Il 15 luglio 2026, numerosi rider si sono riuniti in piazza a Milano per chiedere l’introduzione di ammortizzatori sociali. Tali strumenti mirano a tutelare i lavoratori nelle ore più calde della giornata. La manifestazione, nel centro cittadino, ha coinvolto diverse sigle sindacali e rappresentanti del settore delle consegne, evidenziando le condizioni di lavoro.

I rider hanno evidenziato le difficoltà affrontate durante le ondate di calore, sottolineando la necessità di sospendere le attività nelle fasce orarie più critiche per la salute. Hanno chiesto sostegno economico per evitare una perdita di reddito quando le temperature estreme impediscono di lavorare in sicurezza.

La richiesta principale è l'attivazione di ammortizzatori sociali specifici, che compensino le mancate entrate per stop forzati da condizioni climatiche.

Le richieste dei lavoratori e il contesto della protesta

La protesta ha visto un'ampia partecipazione di lavoratori del food delivery, con cartelli e striscioni per sensibilizzare l'opinione pubblica e le istituzioni.
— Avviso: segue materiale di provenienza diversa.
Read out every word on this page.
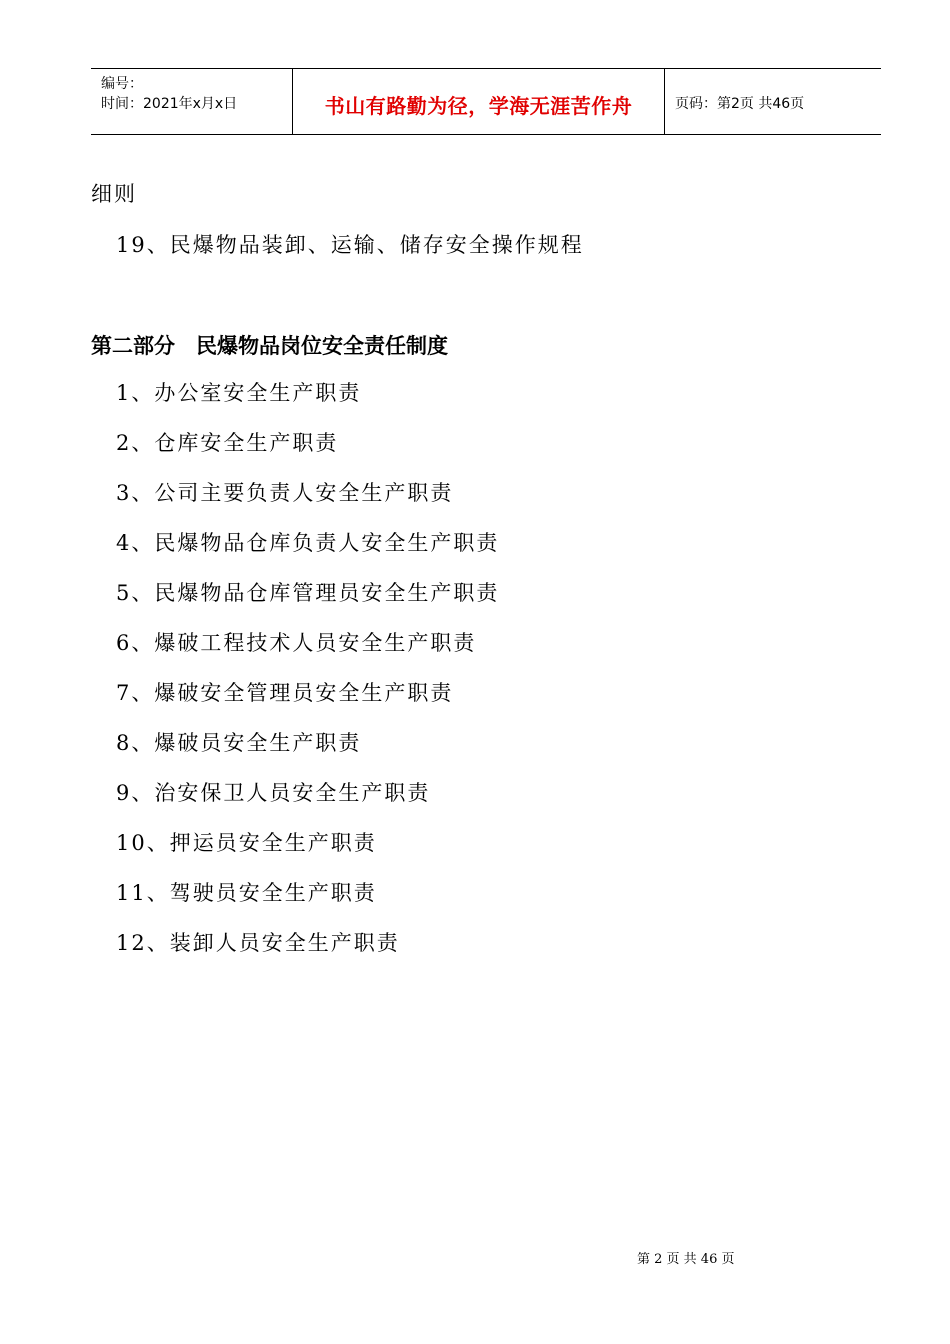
编号：
时间：2021年x月x日	书山有路勤为径，学海无涯苦作舟	页码：第2页 共46页
细则
19、民爆物品装卸、运输、储存安全操作规程
第二部分　民爆物品岗位安全责任制度
1、办公室安全生产职责
2、仓库安全生产职责
3、公司主要负责人安全生产职责
4、民爆物品仓库负责人安全生产职责
5、民爆物品仓库管理员安全生产职责
6、爆破工程技术人员安全生产职责
7、爆破安全管理员安全生产职责
8、爆破员安全生产职责
9、治安保卫人员安全生产职责
10、押运员安全生产职责
11、驾驶员安全生产职责
12、装卸人员安全生产职责
第 2 页 共 46 页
I rider hanno sollecitato l'apertura di un tavolo di confronto con aziende e autorità locali. L'obiettivo è trovare soluzioni condivise che garantiscano la sicurezza senza penalizzare il reddito. Il messaggio è stato chiaro: “Non possiamo rischiare la salute per una consegna”, chiedendo interventi normativi.

Tutele per i rider: un dibattito in evoluzione

Il tema delle tutele per i rider è centrale nel dibattito nazionale, con proposte e iniziative sindacali per garantire condizioni di lavoro più sicure e dignitose. Sebbene la figura del rider in Italia sia già regolamentata, la richiesta di ammortizzatori sociali per sospensioni dovute al caldo rappresenta una novità. La manifestazione di Milano si inserisce nel più ampio contesto di mobilitazione per i diritti dei lavoratori della gig economy, evidenziando la necessità di aggiornare le normative.